El coto privado de IDA

Ayuso nos quiere libres. El tema es que no podemos salir. Estamos rodeados. Con suerte podemos arrimarnos a alguna linde, pero poco más. Para Ayuso nuestra libertad −la de ir a ningún sitio− es un tema serio. Lo que haga usted con ella ya es otra cosa. Puede uno acercarse al borde, eso sí, habitar el perímetro. Puede uno también iniciar una suerte de romería por los contornos de la Comunidad, incluso hacer la croqueta entre sus cerros. Podríamos invitar al improvisado happening fronterizo a nuestros vecinos franceses, refuerzo etílico llegado en tropel por aire vía Barajas. Tremenda conga franco-castiza por los confines de la Comunidad nos íbamos a montar, rebozados en eme; a gustico. Gritando socialismo o libertad entre hayas y abedules. De Madrid al cieno.

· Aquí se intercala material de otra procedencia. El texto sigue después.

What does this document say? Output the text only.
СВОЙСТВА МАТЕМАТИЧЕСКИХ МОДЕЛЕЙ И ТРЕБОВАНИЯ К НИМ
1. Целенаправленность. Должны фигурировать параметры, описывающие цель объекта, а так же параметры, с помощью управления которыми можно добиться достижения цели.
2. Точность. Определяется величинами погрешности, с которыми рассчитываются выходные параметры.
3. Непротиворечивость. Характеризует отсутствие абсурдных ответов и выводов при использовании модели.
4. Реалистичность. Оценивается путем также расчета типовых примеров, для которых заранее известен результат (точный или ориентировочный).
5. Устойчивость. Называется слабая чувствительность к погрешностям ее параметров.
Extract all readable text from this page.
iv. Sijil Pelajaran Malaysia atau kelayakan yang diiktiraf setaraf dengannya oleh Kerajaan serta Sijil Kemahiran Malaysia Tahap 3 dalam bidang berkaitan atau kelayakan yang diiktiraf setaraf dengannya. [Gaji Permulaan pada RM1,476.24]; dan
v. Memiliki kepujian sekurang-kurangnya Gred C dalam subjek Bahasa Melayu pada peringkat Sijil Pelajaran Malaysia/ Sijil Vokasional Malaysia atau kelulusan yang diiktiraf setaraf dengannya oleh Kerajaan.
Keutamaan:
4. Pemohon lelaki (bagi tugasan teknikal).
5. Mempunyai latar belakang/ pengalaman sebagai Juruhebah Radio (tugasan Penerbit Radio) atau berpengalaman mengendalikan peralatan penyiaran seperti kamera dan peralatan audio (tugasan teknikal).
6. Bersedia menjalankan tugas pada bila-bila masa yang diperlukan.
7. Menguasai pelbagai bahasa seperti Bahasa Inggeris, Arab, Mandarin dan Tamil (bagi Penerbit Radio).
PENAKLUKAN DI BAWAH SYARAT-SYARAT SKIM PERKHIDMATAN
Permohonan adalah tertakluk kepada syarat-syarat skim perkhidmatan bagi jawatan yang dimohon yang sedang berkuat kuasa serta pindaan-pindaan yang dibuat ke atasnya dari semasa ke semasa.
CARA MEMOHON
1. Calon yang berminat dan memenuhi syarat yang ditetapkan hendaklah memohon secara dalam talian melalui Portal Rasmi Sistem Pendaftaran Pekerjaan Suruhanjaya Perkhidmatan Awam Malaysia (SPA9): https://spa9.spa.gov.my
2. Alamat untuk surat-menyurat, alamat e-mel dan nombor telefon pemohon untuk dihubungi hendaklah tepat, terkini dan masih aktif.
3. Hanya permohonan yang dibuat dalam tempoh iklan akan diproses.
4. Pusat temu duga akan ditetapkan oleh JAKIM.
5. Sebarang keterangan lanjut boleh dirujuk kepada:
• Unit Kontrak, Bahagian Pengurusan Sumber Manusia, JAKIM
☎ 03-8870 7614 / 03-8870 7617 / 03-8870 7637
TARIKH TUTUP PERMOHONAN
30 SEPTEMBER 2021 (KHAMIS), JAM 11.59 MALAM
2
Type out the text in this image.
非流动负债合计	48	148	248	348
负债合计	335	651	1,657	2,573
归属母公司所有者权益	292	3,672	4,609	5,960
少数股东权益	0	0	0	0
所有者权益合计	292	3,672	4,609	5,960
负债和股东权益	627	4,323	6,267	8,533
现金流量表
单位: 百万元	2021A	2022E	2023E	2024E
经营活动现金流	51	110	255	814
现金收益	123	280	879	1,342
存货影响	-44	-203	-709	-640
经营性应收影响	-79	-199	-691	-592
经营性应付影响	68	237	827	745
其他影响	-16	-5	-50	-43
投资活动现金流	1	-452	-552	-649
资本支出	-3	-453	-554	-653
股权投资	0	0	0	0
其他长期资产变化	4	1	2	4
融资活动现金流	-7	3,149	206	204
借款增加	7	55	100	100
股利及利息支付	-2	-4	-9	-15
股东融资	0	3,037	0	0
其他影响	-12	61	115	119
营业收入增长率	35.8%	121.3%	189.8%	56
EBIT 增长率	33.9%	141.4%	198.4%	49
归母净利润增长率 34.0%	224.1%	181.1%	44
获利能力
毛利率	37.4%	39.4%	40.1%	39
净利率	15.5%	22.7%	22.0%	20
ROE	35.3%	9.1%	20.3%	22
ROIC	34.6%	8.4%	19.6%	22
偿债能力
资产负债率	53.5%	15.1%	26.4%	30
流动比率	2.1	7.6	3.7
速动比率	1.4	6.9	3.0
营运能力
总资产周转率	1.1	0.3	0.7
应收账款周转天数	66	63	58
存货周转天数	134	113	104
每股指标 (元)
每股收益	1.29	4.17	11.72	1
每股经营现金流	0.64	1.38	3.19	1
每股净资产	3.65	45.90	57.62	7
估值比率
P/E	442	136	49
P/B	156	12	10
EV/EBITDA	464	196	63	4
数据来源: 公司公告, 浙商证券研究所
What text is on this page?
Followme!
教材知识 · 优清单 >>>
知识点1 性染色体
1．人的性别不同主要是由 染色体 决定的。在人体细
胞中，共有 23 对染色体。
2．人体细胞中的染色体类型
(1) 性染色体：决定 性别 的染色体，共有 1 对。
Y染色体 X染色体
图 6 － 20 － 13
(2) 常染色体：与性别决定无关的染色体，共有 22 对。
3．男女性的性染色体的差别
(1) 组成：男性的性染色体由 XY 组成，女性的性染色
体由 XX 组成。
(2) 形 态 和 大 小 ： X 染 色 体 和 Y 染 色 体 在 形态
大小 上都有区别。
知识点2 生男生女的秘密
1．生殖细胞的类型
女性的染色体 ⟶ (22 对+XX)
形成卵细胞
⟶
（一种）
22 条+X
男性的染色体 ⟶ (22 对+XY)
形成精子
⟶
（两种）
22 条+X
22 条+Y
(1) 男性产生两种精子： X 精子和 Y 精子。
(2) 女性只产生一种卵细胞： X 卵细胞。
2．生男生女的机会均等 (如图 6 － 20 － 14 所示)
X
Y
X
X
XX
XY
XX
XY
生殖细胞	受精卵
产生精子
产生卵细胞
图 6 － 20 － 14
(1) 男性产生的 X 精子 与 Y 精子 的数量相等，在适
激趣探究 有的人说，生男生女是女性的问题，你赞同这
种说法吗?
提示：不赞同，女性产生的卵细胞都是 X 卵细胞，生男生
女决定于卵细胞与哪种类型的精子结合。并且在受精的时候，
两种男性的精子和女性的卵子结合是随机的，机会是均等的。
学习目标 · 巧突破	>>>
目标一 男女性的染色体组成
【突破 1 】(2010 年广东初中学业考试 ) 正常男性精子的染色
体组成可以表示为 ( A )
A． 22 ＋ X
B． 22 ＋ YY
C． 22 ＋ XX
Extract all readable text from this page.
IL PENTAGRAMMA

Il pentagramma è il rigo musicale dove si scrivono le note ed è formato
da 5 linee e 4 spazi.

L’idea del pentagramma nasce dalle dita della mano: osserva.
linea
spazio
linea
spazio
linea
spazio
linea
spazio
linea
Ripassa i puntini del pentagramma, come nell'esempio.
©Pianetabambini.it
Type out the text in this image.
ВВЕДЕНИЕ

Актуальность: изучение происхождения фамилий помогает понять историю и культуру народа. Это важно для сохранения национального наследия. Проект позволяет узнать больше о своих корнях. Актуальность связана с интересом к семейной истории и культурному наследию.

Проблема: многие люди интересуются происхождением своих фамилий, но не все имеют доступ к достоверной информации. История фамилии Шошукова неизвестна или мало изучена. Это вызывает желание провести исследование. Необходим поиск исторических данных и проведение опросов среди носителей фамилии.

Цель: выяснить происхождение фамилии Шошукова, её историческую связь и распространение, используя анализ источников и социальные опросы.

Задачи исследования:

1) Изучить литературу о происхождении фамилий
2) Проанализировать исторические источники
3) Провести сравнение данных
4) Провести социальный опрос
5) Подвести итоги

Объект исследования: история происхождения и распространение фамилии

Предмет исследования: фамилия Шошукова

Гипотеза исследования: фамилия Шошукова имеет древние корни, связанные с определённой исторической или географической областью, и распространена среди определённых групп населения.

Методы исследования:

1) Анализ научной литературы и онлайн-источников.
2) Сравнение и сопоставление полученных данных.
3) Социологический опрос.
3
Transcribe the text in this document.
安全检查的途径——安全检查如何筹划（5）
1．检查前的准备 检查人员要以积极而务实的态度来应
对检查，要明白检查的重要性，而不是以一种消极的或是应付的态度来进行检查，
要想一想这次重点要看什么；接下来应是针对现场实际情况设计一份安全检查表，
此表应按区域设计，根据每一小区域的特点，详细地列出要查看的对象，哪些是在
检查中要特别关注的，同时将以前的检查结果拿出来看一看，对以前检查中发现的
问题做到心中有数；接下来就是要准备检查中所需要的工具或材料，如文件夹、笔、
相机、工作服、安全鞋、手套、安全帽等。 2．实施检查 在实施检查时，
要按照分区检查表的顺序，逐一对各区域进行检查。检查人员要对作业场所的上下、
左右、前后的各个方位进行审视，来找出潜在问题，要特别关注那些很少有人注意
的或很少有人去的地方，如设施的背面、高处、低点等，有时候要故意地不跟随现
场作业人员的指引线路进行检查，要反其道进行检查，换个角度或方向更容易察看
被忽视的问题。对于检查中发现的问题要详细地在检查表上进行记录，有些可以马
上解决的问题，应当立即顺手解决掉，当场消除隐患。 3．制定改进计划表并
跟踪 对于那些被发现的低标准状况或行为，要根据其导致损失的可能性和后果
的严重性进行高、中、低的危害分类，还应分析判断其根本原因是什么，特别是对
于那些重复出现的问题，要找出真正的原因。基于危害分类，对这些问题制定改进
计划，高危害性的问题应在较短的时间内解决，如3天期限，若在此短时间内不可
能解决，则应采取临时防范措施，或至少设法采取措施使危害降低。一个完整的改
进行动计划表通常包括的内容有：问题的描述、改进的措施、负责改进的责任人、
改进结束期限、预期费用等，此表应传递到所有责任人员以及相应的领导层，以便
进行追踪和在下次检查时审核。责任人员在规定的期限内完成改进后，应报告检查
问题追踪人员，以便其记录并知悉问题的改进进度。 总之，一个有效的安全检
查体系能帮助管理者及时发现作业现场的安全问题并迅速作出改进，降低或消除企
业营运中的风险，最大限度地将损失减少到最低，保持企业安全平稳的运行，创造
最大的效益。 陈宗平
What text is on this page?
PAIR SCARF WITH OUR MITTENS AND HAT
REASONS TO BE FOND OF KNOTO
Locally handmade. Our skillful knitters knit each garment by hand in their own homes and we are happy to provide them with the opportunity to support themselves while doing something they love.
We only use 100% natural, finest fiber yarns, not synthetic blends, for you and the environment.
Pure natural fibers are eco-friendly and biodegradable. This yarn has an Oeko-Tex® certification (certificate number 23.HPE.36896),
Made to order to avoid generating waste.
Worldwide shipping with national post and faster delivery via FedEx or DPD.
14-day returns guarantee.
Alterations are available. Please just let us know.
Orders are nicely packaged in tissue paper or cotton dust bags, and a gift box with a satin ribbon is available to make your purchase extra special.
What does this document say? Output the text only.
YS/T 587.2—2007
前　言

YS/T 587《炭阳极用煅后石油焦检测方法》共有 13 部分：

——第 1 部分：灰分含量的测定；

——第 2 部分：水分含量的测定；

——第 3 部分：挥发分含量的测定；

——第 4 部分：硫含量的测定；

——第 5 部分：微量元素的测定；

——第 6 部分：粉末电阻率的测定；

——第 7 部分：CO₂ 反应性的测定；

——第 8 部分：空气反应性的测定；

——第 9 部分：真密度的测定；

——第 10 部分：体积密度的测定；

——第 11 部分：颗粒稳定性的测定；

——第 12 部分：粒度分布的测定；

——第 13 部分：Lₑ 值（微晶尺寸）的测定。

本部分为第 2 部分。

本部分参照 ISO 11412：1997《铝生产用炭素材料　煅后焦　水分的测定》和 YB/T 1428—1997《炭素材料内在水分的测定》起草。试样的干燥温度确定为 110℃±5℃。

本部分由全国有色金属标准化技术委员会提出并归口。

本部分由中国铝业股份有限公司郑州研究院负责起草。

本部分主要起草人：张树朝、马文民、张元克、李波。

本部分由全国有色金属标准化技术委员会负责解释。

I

El caso es que IDA nos quiere libres. Los que saben de movidas psicológicas dicen que las mentes más privilegiadas son capaces de ver las cosas cuando todavía no se han materializado. Las descubren en estado de emergencia. Como una profecía pero sin conjuros ni vainas, escuchando atentamente los precarios indicios que arroja el presente. IDA sabe que el pueblo de Madrid mantiene un compromiso inquebrantable con la libertad, sabe que la vida nos aprieta demasiado y por eso abrirá nuestros toriles más pronto que tarde. 

Cuentan los historiadores que hace cosa de 90 años por estas fechas se abrieron por primera vez las puertas de la Casa de Campo al pueblo de Madrid, hasta entonces coto privado de caza en manos de Borbonia por los siglos de los siglos amén. Sobra decir que el asunto se fue de las manos. El pueblo arrambló con apetito secular con aquellas hectáreas largo tiempo vedadas. Aquel día se cazaron conejos para condimentar guisos, se hicieron fogatas, los más pequeños se descolgaron de las copas de los árboles y los mayores, blandiendo una considerable mortadela, se revolcaron ufanos sobre la jardinería decimonónica. Ya saben; se nos ofreció y accedimos.

Confío en que IDA sepa gestionar con solvencia las acometidas del siempre impetuoso pueblo de Madrid. Entretanto la hemos podido ver acunando un perrete frente a las cámaras, departiendo junto a un corro de Cayetanos y reivindicando, una vez más, su querida libertad. El caso es que me pregunto a veces qué habrá ahí dentro, qué encontraríamos si pudiéramos irrumpir, con la furia de nuestros antepasados, en ese coto privado llamado Libertad, con qué podríamos jugar. Por fuera se intuye un erial.